Donald Trump severed ties with Jeffrey Epstein after the disgraced financier hit on the teenage daughter of a Mar-a-Lago member, threatening the Trump brand of glitz and glamour, according to a new book published about the president’s Palm Beach club.

[snip]

Another club member explained that Trump “kicked Epstein out after Epstein harassed the daughter of a member. The way this person described it, such an act could irreparably harm the Trump brand, leaving Donald no choice but to remove Epstein,” said Sarah Blaskey, a Miami Herald investigative reporter who co-wrote the book with Miami Herald journalists Nicholas Nehamas and Jay Weaver and Caitlin Ostroff of the Wall Street Journal. “The Trump Organization did not respond to our requests for comment on this or other matters.”

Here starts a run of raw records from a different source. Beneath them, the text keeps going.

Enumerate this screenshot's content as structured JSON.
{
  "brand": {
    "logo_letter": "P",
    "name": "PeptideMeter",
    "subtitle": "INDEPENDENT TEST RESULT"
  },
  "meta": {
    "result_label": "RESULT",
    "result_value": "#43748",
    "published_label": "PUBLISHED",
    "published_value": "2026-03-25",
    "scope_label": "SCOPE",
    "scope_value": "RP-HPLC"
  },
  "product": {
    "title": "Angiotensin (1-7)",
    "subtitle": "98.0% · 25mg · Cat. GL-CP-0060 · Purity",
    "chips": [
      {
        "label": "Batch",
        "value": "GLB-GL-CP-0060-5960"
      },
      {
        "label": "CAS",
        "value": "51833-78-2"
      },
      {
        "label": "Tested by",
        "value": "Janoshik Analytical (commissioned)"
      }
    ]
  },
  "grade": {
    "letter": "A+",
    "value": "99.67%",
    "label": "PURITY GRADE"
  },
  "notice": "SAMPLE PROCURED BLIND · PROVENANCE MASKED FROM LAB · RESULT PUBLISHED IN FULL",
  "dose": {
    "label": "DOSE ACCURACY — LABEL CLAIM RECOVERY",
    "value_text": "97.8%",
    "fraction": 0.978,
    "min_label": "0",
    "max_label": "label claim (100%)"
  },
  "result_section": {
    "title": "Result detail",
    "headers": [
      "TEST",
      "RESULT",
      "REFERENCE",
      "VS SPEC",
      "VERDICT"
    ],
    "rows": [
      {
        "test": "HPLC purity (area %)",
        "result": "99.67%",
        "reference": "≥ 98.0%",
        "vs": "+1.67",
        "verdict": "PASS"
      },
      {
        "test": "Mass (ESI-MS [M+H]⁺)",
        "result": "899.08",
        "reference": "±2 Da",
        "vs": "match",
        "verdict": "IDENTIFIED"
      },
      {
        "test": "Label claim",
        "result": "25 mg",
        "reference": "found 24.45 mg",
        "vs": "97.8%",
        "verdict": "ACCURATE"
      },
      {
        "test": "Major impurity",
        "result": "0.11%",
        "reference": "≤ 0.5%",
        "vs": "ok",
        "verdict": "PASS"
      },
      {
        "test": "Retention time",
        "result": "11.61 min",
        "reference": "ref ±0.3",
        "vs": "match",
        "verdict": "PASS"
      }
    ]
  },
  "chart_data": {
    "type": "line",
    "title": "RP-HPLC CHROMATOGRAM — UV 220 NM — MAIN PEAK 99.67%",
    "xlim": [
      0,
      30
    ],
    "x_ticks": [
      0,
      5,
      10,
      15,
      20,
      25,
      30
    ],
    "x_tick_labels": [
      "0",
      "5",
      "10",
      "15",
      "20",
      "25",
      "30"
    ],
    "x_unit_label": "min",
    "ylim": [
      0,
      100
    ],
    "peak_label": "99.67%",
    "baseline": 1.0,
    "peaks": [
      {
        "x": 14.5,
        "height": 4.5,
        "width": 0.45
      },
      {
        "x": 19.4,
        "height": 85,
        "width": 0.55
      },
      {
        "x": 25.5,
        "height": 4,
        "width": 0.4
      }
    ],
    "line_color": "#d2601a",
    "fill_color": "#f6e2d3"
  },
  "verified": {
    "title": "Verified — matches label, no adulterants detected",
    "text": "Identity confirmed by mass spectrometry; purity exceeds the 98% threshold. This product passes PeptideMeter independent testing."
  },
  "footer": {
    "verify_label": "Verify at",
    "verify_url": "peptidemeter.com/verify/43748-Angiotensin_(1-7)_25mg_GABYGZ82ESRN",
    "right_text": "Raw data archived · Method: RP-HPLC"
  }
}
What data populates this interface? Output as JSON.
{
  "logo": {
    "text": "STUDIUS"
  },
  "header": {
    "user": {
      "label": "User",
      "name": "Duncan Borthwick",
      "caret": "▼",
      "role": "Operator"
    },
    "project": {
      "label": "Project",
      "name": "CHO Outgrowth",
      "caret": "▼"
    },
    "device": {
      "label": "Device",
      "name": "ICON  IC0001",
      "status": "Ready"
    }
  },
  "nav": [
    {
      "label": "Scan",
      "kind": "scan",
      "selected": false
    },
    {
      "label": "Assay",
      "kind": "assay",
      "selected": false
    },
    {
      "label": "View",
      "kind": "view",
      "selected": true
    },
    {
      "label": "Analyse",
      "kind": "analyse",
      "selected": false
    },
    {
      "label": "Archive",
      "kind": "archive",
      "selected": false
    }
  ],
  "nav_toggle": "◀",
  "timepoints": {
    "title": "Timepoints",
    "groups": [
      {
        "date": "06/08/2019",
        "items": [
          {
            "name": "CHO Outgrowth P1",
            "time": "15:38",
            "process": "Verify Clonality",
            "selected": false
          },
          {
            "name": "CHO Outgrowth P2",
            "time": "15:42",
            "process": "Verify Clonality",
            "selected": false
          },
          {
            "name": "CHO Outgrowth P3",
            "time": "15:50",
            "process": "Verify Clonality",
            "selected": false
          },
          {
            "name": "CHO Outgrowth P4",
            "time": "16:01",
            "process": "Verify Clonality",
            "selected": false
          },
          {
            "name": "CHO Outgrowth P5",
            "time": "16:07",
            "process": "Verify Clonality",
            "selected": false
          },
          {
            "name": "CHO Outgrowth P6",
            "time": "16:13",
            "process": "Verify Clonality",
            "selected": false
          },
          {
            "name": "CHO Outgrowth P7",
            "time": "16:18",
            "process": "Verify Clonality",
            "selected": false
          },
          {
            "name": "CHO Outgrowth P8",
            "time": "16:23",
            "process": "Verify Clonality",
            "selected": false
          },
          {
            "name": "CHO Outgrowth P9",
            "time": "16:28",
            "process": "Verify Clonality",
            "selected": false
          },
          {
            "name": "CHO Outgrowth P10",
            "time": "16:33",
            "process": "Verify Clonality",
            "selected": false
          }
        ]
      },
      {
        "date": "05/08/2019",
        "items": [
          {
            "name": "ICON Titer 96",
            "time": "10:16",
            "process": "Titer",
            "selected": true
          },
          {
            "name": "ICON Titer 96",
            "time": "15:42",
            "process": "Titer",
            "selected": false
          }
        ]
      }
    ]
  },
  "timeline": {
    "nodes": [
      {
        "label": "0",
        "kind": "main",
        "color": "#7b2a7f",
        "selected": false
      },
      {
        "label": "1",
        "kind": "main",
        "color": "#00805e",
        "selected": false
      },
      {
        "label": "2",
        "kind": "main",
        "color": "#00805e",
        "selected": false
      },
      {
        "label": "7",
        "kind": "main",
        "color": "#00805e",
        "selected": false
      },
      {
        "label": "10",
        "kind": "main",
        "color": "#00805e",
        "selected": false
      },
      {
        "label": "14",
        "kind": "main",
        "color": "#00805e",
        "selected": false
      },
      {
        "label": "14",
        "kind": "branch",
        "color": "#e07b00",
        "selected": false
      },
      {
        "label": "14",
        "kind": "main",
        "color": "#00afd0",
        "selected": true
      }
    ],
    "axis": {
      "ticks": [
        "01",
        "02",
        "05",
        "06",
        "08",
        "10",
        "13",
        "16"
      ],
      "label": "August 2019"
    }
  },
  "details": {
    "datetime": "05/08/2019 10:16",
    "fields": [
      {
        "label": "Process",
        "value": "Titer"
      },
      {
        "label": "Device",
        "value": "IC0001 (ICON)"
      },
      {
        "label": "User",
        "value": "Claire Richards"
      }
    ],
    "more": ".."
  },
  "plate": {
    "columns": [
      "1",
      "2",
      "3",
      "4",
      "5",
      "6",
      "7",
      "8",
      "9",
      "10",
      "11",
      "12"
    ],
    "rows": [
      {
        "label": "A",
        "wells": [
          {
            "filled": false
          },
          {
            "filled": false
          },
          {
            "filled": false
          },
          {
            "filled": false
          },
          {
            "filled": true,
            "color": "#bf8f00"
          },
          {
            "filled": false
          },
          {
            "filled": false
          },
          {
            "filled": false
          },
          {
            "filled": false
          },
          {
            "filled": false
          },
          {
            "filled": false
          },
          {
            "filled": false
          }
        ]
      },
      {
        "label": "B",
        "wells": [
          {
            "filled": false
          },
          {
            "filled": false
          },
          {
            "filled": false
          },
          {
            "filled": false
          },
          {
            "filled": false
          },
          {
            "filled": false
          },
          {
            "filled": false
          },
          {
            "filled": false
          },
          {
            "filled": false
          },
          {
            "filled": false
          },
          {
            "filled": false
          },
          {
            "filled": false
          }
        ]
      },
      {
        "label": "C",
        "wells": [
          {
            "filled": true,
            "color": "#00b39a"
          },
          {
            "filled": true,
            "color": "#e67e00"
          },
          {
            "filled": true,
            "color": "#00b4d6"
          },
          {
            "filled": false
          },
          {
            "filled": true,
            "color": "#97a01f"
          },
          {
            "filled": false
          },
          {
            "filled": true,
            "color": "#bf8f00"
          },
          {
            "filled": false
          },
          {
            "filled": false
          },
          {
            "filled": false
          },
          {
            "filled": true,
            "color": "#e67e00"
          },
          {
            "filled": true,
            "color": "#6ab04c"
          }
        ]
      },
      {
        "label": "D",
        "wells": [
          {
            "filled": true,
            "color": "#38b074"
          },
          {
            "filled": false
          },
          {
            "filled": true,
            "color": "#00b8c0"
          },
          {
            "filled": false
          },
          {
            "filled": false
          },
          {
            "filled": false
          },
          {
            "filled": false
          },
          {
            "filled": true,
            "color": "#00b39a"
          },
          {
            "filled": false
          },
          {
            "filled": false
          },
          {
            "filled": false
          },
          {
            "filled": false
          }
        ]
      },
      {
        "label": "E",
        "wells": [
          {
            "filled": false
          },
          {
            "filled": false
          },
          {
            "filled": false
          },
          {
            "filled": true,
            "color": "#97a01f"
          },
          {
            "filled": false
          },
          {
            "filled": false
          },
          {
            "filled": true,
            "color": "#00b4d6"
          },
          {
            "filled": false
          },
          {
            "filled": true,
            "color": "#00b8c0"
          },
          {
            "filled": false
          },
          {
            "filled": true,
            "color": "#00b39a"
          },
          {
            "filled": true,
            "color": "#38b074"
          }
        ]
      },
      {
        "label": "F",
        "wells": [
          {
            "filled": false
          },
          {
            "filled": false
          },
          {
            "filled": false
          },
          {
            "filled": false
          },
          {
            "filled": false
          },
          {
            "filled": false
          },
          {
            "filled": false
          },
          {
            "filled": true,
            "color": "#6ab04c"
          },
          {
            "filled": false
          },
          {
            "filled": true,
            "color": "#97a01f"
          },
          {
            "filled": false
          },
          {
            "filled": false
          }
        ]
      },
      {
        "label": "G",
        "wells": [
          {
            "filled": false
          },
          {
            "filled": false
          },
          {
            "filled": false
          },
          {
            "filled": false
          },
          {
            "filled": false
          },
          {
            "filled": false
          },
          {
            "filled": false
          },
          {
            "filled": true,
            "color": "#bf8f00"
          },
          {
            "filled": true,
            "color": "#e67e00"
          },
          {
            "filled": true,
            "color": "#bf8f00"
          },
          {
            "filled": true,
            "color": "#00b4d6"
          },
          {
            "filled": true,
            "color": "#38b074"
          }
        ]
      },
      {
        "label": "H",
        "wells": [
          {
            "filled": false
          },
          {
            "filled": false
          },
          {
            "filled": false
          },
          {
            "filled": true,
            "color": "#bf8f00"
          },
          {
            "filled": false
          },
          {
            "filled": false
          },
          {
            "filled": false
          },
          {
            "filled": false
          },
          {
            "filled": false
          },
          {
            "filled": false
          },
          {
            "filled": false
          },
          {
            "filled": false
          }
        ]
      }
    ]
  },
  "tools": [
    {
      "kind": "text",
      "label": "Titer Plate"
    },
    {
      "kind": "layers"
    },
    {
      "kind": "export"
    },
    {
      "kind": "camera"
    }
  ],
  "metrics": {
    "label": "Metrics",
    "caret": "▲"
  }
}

A footnote in the book says the authors were shown the club’s registry from more than a decade earlier and that Epstein in fact had been a member until October 2007.

To be sure, it would pathological to describe the recruitment of sex trafficking victims as simply hiring someone’s help away from them. But it is the case that Giuffre, at least, went from employ at Mar-a-Lago (where her father was a more trusted employee) to years of financial payment from Epstein.

Calling that “employment” is precisely the kind of fiction Trump engages in all the time — to treat the financially-lubricated sex trafficking of women as mere employ.

What I’m interested in with the possibility that Trump cut off Epstein for recruiting at Mar-a-Lago is the timing Trump just laid out.

Epstein stole an employee (hypothetically, Giuffre, in 2000). Trump told Epstein not to do it again. And then — possibly the event that led to the 2007 removal — “he did it again.”

Right in-between those incidents, in 2002, Trump told New York Magazine that Epstein liked his girls (Trump called them “women”) young.

Epstein likes to tell people that he’s a loner, a man who’s never touched alcohol or drugs, and one whose nightlife is far from energetic. And yet if you talk to Donald Trump, a different Epstein emerges. “I’ve known Jeff for fifteen years. Terrific guy,” Trump booms from a speakerphone. “He’s a lot of fun to be with. It is even said that he likes beautiful women as much as I do, and many of them are on the younger side. No doubt about it — Jeffrey enjoys his social life.”

And then, according to WSJ, in 2003, Trump or his staff sent Epstein a birthday letter referencing secrets and enigmas, with Trump’s signature appearing like pubic hair.

“Voice Over: There must be more to life than having everything,” the note began.

Donald: Yes, there is, but I won’t tell you what it is.

Jeffrey: Nor will I, since I also know what it is. 

Donald: We have certain things in common, Jeffrey. 

Jeffrey: Yes, we do, come to think of it. 

Donald: Enigmas never age, have you noticed that? 

Jeffrey: As a matter of fact, it was clear to me the last time I saw you. 

Donald: A pal is a wonderful thing. Happy Birthday — and may every day be another wonderful secret.

If Donald Trump learned what happened to Giuffre and warned Epstein never to recruit sex slaves at Mar-a-Lago again, it would mean he was aware of what happened to Giuffre, aware years before law enforcement first started investigating Epstein. It would mean he learned Epstein was trafficking girls, which that New York Magazine quote sure seems to reflect, and rather than do something to make Epstein stop, Trump just told him not to do it at Mar-a-Lago.

It would also mean that whatever records the FBI has on their investigation into Prince Andrew — an investigation that led the Prince to stop traveling internationally — would reflect personally on Donald Trump. Not because of what Trump did, but because of what he didn’t do.